MW: The regions you mention (with their singularities) plus the talent and skills of those renowned family names have made some of the most iconic and unique expressions of Syrah grapes in the world. From those wines I learned that Syrah is able to make outstanding wines with a great potential for ageing even comparable with some Cabernet Sauvignon. My humble dream is someday to be part of that “Hall of Fame of Syrah” world, to be recognized as a previously-unknown Chilean winemaker named Max Weinlaub who made a jewel with Syrah in Chile, standing along with those big names.

[TaV]: You are blending Syrah with Cabernet Sauvignon and vice versa, which is quite unusual. Why do you think these two grapes work together? Are there any other regions in the world where Syrah is successfully blended with Cabernet Sauvignon, or do you think this is purely a Chilean phenomenon?

MW: I do believe in the synergy between their different but complementary components when you blend the right way. This is the best evidence that winemaking is closer to an artistic expression than to math because 1+1 is more than 2. Syrah is a fantastic grape to make single varietal wines, but also for blending. Sometimes the Cabs are too classical, too serious for me. I used to define the Syrah variety as “fireworks in a carnival”…it has lots of color, intensity and rich flavors. So Syrah plays an important role shaking up or adding verve to a (sometimes) circumspect Cabernet Sauvignon. My aim here is to make a more distinctly South American or Chilean style of Cabernet Sauvignon.

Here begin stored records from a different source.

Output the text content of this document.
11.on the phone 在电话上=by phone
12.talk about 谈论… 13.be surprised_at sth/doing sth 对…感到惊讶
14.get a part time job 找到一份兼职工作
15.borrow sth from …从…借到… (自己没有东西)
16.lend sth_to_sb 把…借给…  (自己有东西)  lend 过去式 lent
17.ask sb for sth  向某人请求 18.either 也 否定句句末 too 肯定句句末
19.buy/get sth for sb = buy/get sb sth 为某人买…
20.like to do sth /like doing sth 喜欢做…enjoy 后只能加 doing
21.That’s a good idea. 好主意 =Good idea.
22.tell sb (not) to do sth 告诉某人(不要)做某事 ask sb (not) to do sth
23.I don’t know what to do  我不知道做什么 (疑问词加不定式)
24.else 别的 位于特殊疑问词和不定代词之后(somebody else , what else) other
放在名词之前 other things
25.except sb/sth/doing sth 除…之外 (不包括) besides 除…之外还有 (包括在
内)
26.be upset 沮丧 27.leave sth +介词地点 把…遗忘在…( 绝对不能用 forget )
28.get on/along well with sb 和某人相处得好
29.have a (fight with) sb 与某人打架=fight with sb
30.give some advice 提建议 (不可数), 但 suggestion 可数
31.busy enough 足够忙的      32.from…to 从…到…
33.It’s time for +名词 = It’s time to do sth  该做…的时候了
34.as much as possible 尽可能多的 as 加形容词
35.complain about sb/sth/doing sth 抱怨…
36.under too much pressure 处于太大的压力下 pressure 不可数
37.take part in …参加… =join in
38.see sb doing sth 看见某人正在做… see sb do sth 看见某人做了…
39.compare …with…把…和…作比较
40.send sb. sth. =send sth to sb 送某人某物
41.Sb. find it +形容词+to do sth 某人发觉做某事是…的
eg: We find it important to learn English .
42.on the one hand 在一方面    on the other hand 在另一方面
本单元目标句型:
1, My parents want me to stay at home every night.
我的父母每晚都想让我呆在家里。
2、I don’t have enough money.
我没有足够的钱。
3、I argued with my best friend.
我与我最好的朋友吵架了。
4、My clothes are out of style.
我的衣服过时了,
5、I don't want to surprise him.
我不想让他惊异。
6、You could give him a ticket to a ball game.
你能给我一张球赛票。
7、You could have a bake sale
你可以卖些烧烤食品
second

In another style, I add a smaller percentage of Cab to Syrah to increase the structure or backbone of the wine. As part of its nature, Syrah’s tannins are soft but non-structural – so hence the need for the strength and structure of Cabernet Sauvignon. You can find this blend of Cab-Syrah or Syrah-Cab elsewhere and it works well for me, and I intend to keep perfecting it.

Viña Maipo vineyards

Source: Viña Maipo

[TaV]: Pinot Noir seems to be fast growing in popularity in Chile. You don’t make any Pinot Noir wines – do you have any plans for it? What do you think overall about Chilean Pinot Noir?

MW: I think that finally there’s a bunch of very good Pinot Noir produced in Chile thanks to the better knowledge of the grape variety in terms of terroir, viticultural management, clonal selection and winemaking.  Pinot Noir is a challenging variety that sooner or later many winemakers—who tend to thrive in challenges–try to produce his/her own version. I’m having a lot of fun and joy producing Syrah (among other grapes of course) so Pinot Noir will be in my “101 things-to-do-before-to-die” list for a while.

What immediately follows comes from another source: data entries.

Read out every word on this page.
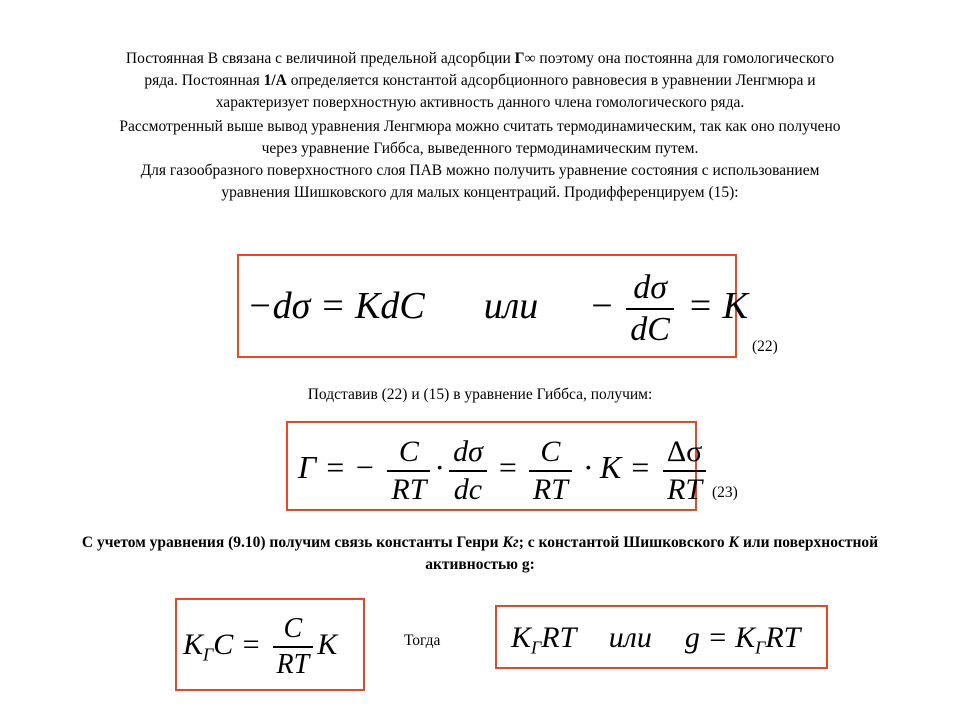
Постоянная В связана с величиной предельной адсорбции Г∞ поэтому она постоянна для гомологического
ряда. Постоянная 1/А определяется константой адсорбционного равновесия в уравнении Ленгмюра и
характеризует поверхностную активность данного члена гомологического ряда.

Рассмотренный выше вывод уравнения Ленгмюра можно считать термодинамическим, так как оно получено
через уравнение Гиббса, выведенного термодинамическим путем.

Для газообразного поверхностного слоя ПАВ можно получить уравнение состояния с использованием
уравнения Шишковского для малых концентраций. Продифференцируем (15):

−dσ = KdC или − $\frac{d\sigma}{dC} = K$
(22)
Подставив (22) и (15) в уравнение Гиббса, получим:
Г = − $\frac{C}{RT} \cdot \frac{d\sigma}{dc} = \frac{C}{RT} \cdot K = \frac{\Delta\sigma}{RT} (23)$

С учетом уравнения (9.10) получим связь константы Генри Кг; с константой Шишковского К или поверхностной
активностью g:

$K_ГC = \frac{C}{RT}$ K	Тогда $K_ГRT$ или $g = K_ГRT$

[TaV]: Many wineries around the world add sparkling and Rosé to their repertoire – do you have any plans for Viña Maipo to start producing sparkling or Rosé wines too?

MW: We produce sparkling and rosé too!!! As we have a limited capacity (in terms of volume), the production of sparkling is allocated to certain markets – so it is not currently part of our global portfolio. Our rosé is sold largely in Nordic countries at the moment. We could taste both wines next time I see you.

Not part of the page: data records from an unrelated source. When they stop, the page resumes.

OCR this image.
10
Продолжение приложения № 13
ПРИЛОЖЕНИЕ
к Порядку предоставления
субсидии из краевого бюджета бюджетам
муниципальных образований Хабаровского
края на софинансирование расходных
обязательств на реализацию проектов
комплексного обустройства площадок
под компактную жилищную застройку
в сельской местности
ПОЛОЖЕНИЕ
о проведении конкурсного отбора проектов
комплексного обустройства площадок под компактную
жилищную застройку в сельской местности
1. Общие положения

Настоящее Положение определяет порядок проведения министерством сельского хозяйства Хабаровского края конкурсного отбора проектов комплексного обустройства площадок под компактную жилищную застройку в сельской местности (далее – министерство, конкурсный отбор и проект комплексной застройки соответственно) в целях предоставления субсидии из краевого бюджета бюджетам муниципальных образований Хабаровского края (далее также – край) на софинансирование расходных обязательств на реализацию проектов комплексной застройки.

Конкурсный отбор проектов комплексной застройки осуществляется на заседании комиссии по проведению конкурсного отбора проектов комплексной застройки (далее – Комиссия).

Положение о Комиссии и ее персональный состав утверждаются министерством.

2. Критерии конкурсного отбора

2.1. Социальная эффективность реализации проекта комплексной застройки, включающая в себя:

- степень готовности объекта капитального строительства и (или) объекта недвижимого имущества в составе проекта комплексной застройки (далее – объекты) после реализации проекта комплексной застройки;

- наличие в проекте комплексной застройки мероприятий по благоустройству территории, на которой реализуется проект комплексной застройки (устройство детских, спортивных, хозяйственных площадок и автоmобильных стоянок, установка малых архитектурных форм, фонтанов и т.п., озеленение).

[TaV]: How old are the oldest vines at Viña Maipo?

MW: The Cabernet Sauvignon vines are the oldest planted in our vineyards. Today, some of them are reaching 40 years old….just like me.

[TaV]: Don Melchor is an uncontested flagship wine for Concha e Toro, with very high critic ratings (98 from Suckling, 96 from Wine Spectator). Do you think Alto Tajamar will beat Don Melchor’s ratings one day?

MW: By far Don Melchor is the Dean of all the renowned Chilean wines. It’s the Chilean wine with the longest and most complete vertical tasting starting in 1986. I truly admire its history and legacy. If someday Alto Tajamar receives as high ratings as Don Melchor has won, for me that would be an honor and privilege. One of my principles is “work hard in silence, do your best and the rest will come along.”

[TaV]: When it comes to the white grapes of Chile, Chardonnay and Sauvignon Blanc are, of course, well established and well known. Is there a next big white grape for Chile?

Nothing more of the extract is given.